The private sector financing arm of World Bank, International Finance Corporation, may part-finance HPCL-Mittal Energy Limited's (HMEL) US $480 million expansion of the recently commissioned Bathinda oil refinery.
The project involves the rebalancing of the Guru Gobind Singh refinery, a greenfield facility, to increase its capacity from 9 million tonnes per annum to 11.2 million tonnes to keep up with the growing demand in the region. IFC is considering part-financing the project.
"The proposed investment from IFC is a financing package of loans to finance part of the project, which is estimated to cost approximately US $480 million," IFC said. The project will help increase the throughput of the refinery by about 25% with a relatively smaller investment of about 15% of its capital cost.
HMEL - a joint venture between state-owned Hindustan Petroleum Corporation Limited (HPCL) and Mittal Energy Investments Private Limited (a member of the LN Mittal Group) - built the refinery at Rs 21,500 crore. The two companies hold 49% stake in HMEL, while the remaining 2% is with financial institutions.
The refinery, which was formally inaugurated by Prime Minister Manmohan Singh in April, "processes lower grade crude to produce higher value petroleum products catering to demand in the northern part of the country", IFC said.

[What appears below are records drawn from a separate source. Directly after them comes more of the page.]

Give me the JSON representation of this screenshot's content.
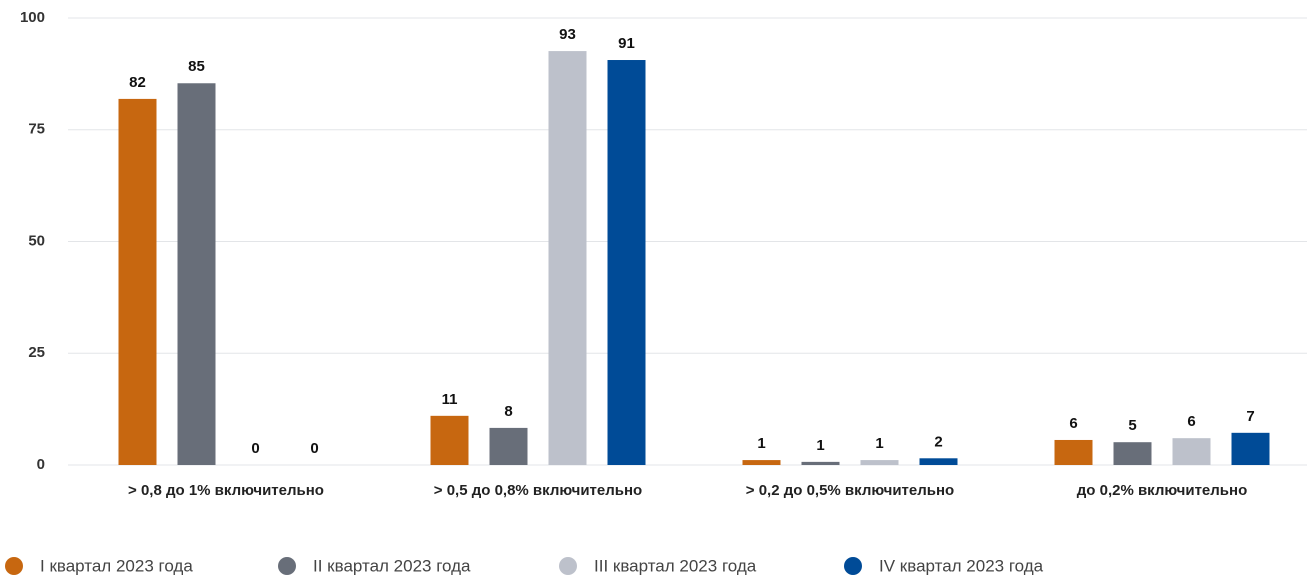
{
  "chart_data": {
    "type": "bar",
    "categories": [
      "> 0,8 до 1% включительно",
      "> 0,5 до 0,8% включительно",
      "> 0,2 до 0,5% включительно",
      "до 0,2% включительно"
    ],
    "series": [
      {
        "name": "I квартал 2023 года",
        "color": "#c76710",
        "values": [
          81.9,
          11,
          1.1,
          5.6
        ],
        "value_labels": [
          "82",
          "11",
          "1",
          "6"
        ]
      },
      {
        "name": "II квартал 2023 года",
        "color": "#686e79",
        "values": [
          85.4,
          8.3,
          0.7,
          5.1
        ],
        "value_labels": [
          "85",
          "8",
          "1",
          "5"
        ]
      },
      {
        "name": "III квартал 2023 года",
        "color": "#bdc1cb",
        "values": [
          0,
          92.6,
          1.1,
          6.0
        ],
        "value_labels": [
          "0",
          "93",
          "1",
          "6"
        ]
      },
      {
        "name": "IV квартал 2023 года",
        "color": "#004b97",
        "values": [
          0,
          90.6,
          1.5,
          7.2
        ],
        "value_labels": [
          "0",
          "91",
          "2",
          "7"
        ]
      }
    ],
    "ylim": [
      0,
      100
    ],
    "yticks": [
      0,
      25,
      50,
      75,
      100
    ],
    "grid": true,
    "legend": "bottom"
  }
}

HMEL may think of raising the capacity to 18 million tonnes at a later date. The refinery has land to double unit's capacity in future. Also, the 1,017-kilometre cross-country pipeline that transports imported crude oil from Mundra, in Gujarat, to the refinery, has a capacity to carry 18 million tonnes a year of crude.
The unit is configured to meet the demand of north India, which currently has a demand of 40 million tonnes of petroleum products. Against this, supplies for units in north are only 25 million tonnes annually. Of its total produce, diesel would constitute 40%, while gasoline or petrol would be about 10%. LPG would be 8% and it will not produce any fuel oil.